Most court operations shut down several days ago to limit the number of people going into the building.
But Judge Carr still held hearings on a number of cases.
Wednesday, Carr spoke to the FOX 8 I-Team explaining why she still heard cases. The judge said she was there and had the hearings if the defendant showed up for court.
She also said she did not issue warrants for people who didn’t show up due to the coronavirus. However, the I-Team found several warrants were issued on cases where defendants didn’t appear.
“I checked the box saying they failed to appear but did not realize this triggered a warrant, that was not my intention,” Carr told the I-Team. “I never meant to issue a warrant. I don’t work in the clerk’s office and didn’t know this would happen.”
When the I-Team checked the docket Saturday on some of the cases, it shows Judge Michelle Earley, the municipal court’s administrative judge, had the warrants recalled and set for a hearing at the end of April.

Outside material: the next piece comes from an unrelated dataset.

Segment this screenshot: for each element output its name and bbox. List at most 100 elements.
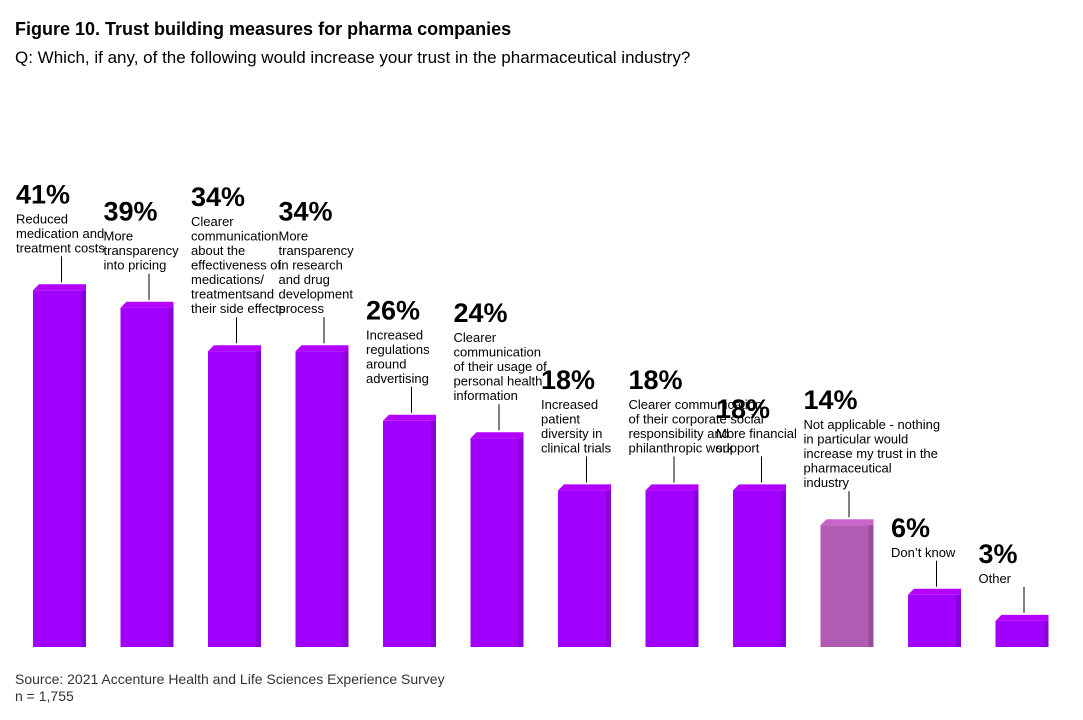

An Ohio Supreme Court document says Judge Carr is not to hold any traffic or criminal cases and she has until Tuesday to respond.
However, the judge told us, Saturday, she has not been served with any court papers, so she isn’t ready to comment at this time.
Marcus Sidoti, a partner at the law firm Friedman and Gilbert, said he is very concerned about Judge Carr’s actions.
“We are in a time of unprecedented crisis. We must focus on clearing as many people as possible out of our jails and courts to ensure the safety of the public,” Sidoti said. “ Instead, Carr issued warrants for the arrests of people charged with misdemeanors, lied about it, then calls a caring, respected member of the defense bar a “little idiot” after inquiring about the court mandate excusing his clients appearance the following day. Judges cannot be permitted to substitute their personal opinions for the directives of the law, particularly when lives are at risk.”